Excerpt:
Helen Pinkerton
“She has written some of the best poems of her generation,” says poet and scholar Timothy Steele, ’70. Pinkerton’s mentor, Yvor Winters, deemed her “a master of poetic style and of her material. No poet in English writes with more authority.” The Oxford Companion to Twentieth-Century Poetry, calling her style “austere,” notes that “her carefully crafted poetry is profoundly philosophical and religious.”
....“I think the kids today aren’t learning the art of poetry. They’re told that everybody can be a poet,” she says. “Not everybody is capable of being a poet —just like everybody isn’t capable of being a fine ballet dancer or a fine pianist.”...
Pinkerton was born in Butte, Mont. Her father was a copper miner; her mother had been raised in an orphanage—“or whatever is the politically correct term nowadays,” she qualifies. When Pinkerton was 11, her father was killed in a mining accident, leaving her mother to rear four children, including two teenage boys and a 6-year-old girl. The death created a decade-long crisis of faith for Pinkerton, whose parents were Catholics. Perhaps this is one reason faith is a running theme of her poems. She describes her central concerns as Thomistic—focused on St. Thomas Aquinas’s “questions of being and existence.”...

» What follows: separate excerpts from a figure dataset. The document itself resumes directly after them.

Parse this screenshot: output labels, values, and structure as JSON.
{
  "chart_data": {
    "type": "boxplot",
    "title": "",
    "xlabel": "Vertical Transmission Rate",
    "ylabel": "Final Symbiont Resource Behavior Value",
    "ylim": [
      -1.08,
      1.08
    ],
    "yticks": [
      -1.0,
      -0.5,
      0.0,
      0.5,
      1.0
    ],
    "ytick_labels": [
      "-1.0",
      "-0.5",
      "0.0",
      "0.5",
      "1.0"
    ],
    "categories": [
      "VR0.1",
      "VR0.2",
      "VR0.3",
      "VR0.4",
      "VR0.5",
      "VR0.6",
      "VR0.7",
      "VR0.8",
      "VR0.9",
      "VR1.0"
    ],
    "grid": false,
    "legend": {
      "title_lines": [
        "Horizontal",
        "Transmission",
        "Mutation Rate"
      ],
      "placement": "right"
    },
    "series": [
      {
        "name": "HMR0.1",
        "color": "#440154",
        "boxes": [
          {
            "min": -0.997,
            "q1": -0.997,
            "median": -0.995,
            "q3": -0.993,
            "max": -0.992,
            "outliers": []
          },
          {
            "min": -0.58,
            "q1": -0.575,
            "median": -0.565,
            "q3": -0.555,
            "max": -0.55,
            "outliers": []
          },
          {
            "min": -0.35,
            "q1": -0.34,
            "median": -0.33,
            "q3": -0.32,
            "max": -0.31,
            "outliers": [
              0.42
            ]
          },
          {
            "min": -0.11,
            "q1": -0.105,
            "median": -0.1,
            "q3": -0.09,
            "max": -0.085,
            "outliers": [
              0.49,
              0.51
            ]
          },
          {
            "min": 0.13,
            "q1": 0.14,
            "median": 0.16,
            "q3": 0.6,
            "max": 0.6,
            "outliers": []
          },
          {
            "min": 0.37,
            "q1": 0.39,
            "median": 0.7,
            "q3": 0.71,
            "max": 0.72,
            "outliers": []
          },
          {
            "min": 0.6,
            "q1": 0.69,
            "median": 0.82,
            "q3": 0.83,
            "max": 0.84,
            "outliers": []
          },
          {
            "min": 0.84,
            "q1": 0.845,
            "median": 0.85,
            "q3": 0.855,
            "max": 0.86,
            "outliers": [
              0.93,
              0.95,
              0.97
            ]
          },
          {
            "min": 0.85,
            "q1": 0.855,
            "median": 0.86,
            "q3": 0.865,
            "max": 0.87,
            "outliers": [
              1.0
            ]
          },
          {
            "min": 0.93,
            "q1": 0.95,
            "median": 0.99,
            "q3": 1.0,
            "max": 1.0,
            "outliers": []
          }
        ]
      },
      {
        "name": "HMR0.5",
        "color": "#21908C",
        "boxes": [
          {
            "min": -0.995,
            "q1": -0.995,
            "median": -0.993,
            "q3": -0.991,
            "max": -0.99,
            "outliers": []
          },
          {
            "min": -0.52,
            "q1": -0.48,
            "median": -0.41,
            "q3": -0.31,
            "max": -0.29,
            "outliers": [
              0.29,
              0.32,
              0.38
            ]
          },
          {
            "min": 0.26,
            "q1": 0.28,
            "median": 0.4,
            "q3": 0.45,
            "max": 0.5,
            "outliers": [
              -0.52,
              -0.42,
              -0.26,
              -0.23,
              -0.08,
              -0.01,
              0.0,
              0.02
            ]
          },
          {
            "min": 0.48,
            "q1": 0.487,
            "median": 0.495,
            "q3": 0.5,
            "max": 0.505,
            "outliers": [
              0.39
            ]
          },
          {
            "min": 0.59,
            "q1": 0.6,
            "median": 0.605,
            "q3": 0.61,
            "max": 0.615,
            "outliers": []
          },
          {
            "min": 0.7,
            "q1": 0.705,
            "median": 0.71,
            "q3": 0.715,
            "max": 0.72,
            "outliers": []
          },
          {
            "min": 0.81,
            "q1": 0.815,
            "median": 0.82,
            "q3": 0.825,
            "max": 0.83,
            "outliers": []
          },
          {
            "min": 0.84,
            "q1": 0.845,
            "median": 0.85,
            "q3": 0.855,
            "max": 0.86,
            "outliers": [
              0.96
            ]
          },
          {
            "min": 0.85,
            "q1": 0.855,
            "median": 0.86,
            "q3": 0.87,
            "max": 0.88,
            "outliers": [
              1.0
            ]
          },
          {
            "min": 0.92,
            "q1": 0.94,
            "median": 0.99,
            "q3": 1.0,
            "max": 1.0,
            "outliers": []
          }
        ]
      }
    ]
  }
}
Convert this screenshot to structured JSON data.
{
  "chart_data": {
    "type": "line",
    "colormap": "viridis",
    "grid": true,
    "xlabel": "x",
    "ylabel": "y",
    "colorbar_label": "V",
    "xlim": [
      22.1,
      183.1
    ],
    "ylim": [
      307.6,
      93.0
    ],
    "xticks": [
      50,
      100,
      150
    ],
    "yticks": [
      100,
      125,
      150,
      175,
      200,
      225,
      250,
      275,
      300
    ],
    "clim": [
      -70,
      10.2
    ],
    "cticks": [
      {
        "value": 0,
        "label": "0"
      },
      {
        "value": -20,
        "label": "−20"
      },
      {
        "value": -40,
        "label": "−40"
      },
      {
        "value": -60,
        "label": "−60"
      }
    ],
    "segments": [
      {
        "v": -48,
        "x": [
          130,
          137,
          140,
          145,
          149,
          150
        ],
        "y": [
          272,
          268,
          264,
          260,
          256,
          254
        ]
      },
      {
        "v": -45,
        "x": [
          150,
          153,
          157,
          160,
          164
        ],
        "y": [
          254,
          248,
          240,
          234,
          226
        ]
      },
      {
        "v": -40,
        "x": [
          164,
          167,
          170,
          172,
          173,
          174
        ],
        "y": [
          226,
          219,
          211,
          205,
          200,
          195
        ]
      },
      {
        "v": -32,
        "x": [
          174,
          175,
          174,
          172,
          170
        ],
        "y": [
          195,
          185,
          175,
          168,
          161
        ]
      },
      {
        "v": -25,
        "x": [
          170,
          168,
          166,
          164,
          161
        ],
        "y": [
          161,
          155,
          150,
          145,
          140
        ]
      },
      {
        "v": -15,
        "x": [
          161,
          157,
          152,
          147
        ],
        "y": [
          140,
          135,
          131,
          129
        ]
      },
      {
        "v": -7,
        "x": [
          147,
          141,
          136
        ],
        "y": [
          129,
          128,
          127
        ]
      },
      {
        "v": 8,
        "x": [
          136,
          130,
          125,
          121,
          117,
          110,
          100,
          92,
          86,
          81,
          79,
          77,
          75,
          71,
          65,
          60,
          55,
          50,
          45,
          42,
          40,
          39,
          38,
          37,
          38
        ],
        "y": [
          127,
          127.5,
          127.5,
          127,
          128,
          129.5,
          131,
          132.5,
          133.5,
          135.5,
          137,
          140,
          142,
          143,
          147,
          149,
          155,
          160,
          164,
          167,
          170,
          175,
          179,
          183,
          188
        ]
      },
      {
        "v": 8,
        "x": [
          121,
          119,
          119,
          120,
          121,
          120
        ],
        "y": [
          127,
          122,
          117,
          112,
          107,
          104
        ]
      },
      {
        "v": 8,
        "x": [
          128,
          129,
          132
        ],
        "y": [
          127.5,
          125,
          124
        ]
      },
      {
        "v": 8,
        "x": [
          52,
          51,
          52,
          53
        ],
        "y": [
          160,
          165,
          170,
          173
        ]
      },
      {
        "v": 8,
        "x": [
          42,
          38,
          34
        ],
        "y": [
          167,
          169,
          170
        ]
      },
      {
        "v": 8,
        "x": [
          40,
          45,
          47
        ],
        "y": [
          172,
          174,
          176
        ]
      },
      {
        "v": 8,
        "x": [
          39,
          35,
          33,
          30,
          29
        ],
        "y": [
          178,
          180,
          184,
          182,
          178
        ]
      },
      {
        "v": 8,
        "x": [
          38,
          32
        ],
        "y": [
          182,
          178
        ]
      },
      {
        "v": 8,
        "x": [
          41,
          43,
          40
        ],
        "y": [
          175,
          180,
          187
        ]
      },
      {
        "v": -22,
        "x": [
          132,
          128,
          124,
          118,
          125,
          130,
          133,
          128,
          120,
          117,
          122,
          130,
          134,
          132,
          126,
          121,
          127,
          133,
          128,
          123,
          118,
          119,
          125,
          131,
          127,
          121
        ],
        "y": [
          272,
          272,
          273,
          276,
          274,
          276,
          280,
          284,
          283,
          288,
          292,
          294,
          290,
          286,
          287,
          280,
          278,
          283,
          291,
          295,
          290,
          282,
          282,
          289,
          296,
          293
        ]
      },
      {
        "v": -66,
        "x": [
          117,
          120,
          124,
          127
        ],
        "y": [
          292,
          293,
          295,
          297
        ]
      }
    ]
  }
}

Meeting [Yvor]Winters turned her aspirations upside-down. “I discovered a whole new world, which was the serious writing of poetry,” she says...
A second turning point occurred a few years later, when she read Moby Dick on an ocean liner going to Europe after completing her master’s. It became the subject of her 1987 scholarly work, Melville’s Confidence Man and American Politics in the 1850s—and of a number of her long narrative poems. “I gave a lot of my life to Melville,” she says.